Ib osservò per un attimo i compagni scomparire dietro i grandi automezzi prima di mettersi la maschera antigas e dirigersi verso un mezzo parcheggiato accanto alla parete luminescente dell’enorme struttura. La ragazza la esaminò un attimo, poi annuì. Dallo zaino che teneva in spalla estrasse un magnete, come quelli che le erano stati impiantati nel corpo: un dischetto spesso come un dito e largo pochi centimetri, che emanava una luce azzurra intensa. Ib lo mise a contatto con i robotics del suo braccio destro e questi, con un secco click si smagnetizzarono e caddero a terra, non più attratti all’arto della ragazza, che li mise con cura da parte e prese in mano la bomboletta, che con i robotics sarebbe risultata difficile da utilizzare. Ib piegò appena le gambe e saltò, più alto di quanto una normale persona potrebbe, e conficcò gli artigli di Krōlia nella parete del tir, rimanendo appesa, e cominciò a scrivere con la bomboletta gialla.
In pochi minuti completò il suo lavoro, e sulla parete dell’automezzo pesante ora era presente la scritta gialla “Nessun0”. “Nessuno”, il nome del gruppo che si batteva per i diritti di tutti coloro che, su Yu’Rel, venivano sfruttati, ma soprattutto per coloro che avevano avuto a che fare con i robotics: da bambini ad adulti, chiunque si fosse dimostrato adeguato all’operazione veniva fatto scomparire dalla circolazione e portato nei laboratori segreti di Alk’Tahr. E quei posti erano l’inferno. Ib lo sapeva bene perché era da lì che, insieme a Zack e Rachel, era fuggita. Era lì che i tre ragazzi avevano patito le peggiori agonie. Ed era per questo che volevano fermare l’idea folle degli alktahriani.
Avevano preso in considerazione l’andare direttamente all’Impero Kärschan ma, se l’avessero fatto, una seconda Grande Guerra sarebbe risultata inevitabile, e avrebbe finito col distruggere tutti. Quindi ora eccoli qui, lavorando per sabotare il folle progetto del Regno di Alk’Tahr. Avevano trovato molti compagni che si erano dimostrati immediatamente disponibili a collaborare attivamente con loro, altri invece che preferivano tenere un profilo basso, passando principalmente informazioni: era logico che, se fossero stati scoperti, sarebbero stati arrestati e, con tutta probabilità, giustiziati. Ma, pur sapendolo, avevano deciso di mettere in gioco la loro vita per una causa che ritenevano giusta. Ormai Ib aveva intrapreso la vita della ribelle da due anni, ed era a pronta a continuare a farlo per tutta la durata della sua esistenza se fosse stato necessario.
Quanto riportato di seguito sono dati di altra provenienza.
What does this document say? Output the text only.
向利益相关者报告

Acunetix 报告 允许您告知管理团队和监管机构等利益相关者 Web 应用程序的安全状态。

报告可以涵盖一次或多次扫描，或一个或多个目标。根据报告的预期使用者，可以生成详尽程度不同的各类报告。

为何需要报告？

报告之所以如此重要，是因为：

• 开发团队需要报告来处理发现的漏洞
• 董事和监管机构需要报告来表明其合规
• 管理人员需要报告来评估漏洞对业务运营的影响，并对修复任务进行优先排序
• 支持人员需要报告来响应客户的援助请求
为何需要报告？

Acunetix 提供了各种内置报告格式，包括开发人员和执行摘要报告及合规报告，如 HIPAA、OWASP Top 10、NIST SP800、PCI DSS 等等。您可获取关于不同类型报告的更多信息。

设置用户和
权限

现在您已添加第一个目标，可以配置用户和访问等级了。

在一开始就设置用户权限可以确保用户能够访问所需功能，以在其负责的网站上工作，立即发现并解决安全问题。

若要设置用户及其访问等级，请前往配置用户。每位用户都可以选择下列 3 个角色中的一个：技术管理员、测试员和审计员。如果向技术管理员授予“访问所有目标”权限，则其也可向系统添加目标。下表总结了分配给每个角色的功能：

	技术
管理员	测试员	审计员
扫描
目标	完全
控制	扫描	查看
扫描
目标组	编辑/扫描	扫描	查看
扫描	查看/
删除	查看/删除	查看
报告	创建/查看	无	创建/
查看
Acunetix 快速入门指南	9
La ragazza diede un’ultima occhiata alla scritta, poi mise via la bomboletta di colore nello zaino e ri-applicò i robotics al suo braccio, che aderirono istantaneamente, attirati dai magneti. Ib quindi si avviò alla ricerca dei compagni, saltando sul tettuccio del tir più vicino e scrutando la stanza intorno a sé: intravide due cariche esplosive innescate, ma nient’altro. Passò di automezzo in automezzo, individuando poi Rachel, che stava applicando un esplosivo alla cabina del guidatore di un tir. Ib stava per andarle incontro, quando con la coda dell’occhio scorse un drone levitare lì vicino: grande all’incirca come un pallone da calcio, con una specie di videocamera che percepiva ogni movimento e inviava le informazioni alla sala di comando alla quale era collegato. Rachel non se n’era accorta, e l’aggeggio stava andando nella sua direzione. Ib fu veloce: scattò fino alla fine del tettuccio sul quale era appollaiata e poi saltò giù, atterrando esattamente dietro al drone. Ci piantò gli artigli, tirò in direzioni opposte, spaccandolo a metà. Poi buttò i resti sul pavimento, voltandosi verso Rachel, che la osservava.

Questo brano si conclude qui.